Não tens vergonha de ser novo-rico, ó Jonas? Novo-rico, com
um pai que podia ser avô dele? E, calhando, é mesmo! João batia duas vezes as
longas pestanas, lançava-se em voo picado sobre os difamadores e restaurava em
meia dúzia de safanões a fachada da honra. Depois sacudia a poeira do blusão e
compunha os caracóis acetinados numa olhadela discreta ao espelho retrovisor.
Os setenta e cinco anos do pai não o incomodavam; a mãe ainda não atingira os
quarenta e ofuscava qualquer garota de vinte. Adoravam-se: João e a mãe faziam
um belo par.
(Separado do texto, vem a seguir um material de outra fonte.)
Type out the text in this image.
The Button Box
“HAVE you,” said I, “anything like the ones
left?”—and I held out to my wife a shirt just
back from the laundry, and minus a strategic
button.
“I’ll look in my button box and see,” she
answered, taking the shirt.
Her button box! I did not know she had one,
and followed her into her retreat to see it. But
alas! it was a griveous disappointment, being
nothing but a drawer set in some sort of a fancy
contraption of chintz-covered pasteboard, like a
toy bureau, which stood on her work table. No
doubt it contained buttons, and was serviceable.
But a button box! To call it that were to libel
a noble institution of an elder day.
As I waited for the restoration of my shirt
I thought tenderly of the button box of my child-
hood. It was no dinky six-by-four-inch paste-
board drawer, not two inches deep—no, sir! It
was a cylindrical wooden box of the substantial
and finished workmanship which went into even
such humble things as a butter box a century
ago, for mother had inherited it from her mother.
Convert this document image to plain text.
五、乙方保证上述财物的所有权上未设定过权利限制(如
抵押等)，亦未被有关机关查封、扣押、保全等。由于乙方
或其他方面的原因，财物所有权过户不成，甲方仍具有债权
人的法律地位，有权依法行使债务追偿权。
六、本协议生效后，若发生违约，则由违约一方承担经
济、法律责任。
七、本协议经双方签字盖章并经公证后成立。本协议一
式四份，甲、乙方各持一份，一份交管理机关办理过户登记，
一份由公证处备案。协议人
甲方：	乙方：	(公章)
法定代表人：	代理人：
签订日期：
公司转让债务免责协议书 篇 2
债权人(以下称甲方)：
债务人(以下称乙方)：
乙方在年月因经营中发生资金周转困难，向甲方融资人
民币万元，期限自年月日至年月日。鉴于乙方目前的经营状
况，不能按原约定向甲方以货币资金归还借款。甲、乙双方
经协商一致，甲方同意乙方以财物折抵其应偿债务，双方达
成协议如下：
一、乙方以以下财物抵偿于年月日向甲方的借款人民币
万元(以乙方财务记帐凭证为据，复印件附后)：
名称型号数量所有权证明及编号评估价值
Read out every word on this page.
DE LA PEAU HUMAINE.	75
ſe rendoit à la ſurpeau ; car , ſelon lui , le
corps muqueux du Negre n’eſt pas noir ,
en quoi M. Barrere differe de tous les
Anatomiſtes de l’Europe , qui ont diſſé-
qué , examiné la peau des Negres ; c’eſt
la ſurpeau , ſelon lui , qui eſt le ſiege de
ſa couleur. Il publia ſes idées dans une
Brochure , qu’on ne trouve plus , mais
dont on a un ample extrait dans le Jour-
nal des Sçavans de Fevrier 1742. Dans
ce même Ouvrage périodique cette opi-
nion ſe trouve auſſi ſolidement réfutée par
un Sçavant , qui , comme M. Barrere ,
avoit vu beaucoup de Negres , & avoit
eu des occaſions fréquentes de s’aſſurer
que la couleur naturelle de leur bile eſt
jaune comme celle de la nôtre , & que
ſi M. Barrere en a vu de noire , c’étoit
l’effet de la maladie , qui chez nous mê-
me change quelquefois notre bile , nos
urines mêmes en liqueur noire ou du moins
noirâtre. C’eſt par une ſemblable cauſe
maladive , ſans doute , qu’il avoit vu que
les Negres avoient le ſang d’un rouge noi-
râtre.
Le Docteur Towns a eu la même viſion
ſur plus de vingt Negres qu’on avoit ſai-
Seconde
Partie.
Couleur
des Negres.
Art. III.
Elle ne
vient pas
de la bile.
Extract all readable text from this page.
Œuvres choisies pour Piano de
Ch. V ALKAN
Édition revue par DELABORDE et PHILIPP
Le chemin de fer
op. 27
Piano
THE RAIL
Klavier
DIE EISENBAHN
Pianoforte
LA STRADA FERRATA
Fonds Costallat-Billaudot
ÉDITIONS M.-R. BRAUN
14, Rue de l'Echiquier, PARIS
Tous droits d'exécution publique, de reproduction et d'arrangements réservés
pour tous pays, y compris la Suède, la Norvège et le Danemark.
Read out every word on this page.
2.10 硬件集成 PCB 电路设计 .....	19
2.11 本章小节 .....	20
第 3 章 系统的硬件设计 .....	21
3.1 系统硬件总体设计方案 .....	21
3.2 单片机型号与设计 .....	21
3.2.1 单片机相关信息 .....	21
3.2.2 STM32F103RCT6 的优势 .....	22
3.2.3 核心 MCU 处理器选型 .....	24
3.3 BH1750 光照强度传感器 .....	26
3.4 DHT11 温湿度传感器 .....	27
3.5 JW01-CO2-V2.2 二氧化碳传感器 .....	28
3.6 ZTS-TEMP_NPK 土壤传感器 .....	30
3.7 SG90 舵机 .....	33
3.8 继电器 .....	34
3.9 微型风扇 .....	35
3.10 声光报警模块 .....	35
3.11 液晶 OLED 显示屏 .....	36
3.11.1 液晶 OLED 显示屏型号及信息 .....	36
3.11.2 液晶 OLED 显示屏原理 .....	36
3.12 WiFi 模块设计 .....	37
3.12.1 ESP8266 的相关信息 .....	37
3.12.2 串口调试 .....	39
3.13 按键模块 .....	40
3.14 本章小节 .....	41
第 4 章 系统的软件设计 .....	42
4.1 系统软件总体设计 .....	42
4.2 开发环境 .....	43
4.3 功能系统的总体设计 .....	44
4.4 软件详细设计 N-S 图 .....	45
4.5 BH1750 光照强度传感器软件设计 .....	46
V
O velhote, era como se não existisse; falava sozinho, não se sabia
de quê. Só se calava enquanto preenchia cheques, e a família fazia por
multiplicar estes agradáveis momentos de silêncio. Então, o que é que se faz
hoje? Era Radar, o anão, a pôr a voz nos bicos dos pés. Nutria uma paixão funda
por Cláudia, a partir daquele primeiro instante, já lá iam dois anos. No
entanto, estaria disposto a alimentar paixões igualmente fundas por qualquer
outra rapariga, desde que fosse um bocadinho correspondido. E desde que a
garota tivesse pelo menos treze anos. Infelizmente, a única apaixonada que
recenseara festejara há pouco o décimo aniversário, usava aparelho nos dentes e
era sua prima direita. Então, pessoal? O que é que se faz?, repetia o mal amado.
Ainda por cima, as pastilhas elásticas tinham-se acabado, e
ninguém se sentia com paciência para ir lá abaixo ao Kuanza comprar mais. João
tirou o último pedaço da boca e ofereceu-o, num gesto magnânimo. Teresa corou e
aceitou. Gostava dele há cinco meses inteirinhos, com uma constância
desesperada. Lembrava-se do momento exacto em que ele lhe tinha feito aquela
festa no queixo. O sol transbordava os contornos do céu. João estava sentado na
mota e as luvas ampliavam-lhe a forma das mãos. A luz reflectia-se nos metais
da máquina, fulgia-lhe nos olhos verdes, mergulhava-o numa ilusão de celulóide.
Ela roubara de casa metade de um pão-de-ló para distribuir pelo grupo. Como de
costume, toda a gente devorou o bolo a troçar dela: Olha a Santa Teresa,
protectora dos famintos, e coisas assim. Teresa ficava triste. Parecia-lhe que
o cabelo e os olhos acompanhavam, num progressivo embaciamento, a invasão
daquela tristeza. Pedia a Deus milagres cada vez mais pequenos e profanos:
cinco centímetros a mais de altura, dez centímetros a menos de largura, um
ondeado, por ligeiro que fosse, no cabelo. Dava prendas para se tornar famosa
no coração dos outros, mas os outros eram rapidíssimos a desmontar-lhe o
engenho, numa gargalhada. Queria alcançar a sublime vulgaridade de Cláudia, que
ganhava sempre. Mas daquela vez, há exactamente cinco meses e seis dias, o João fizera-lhe uma festa no
queixo e dissera: tão querida». In Inês Pedrosa, A Instrução dos Amantes, Publicações
dom Quixote, 1997, ISBN 978-972-200-972-0.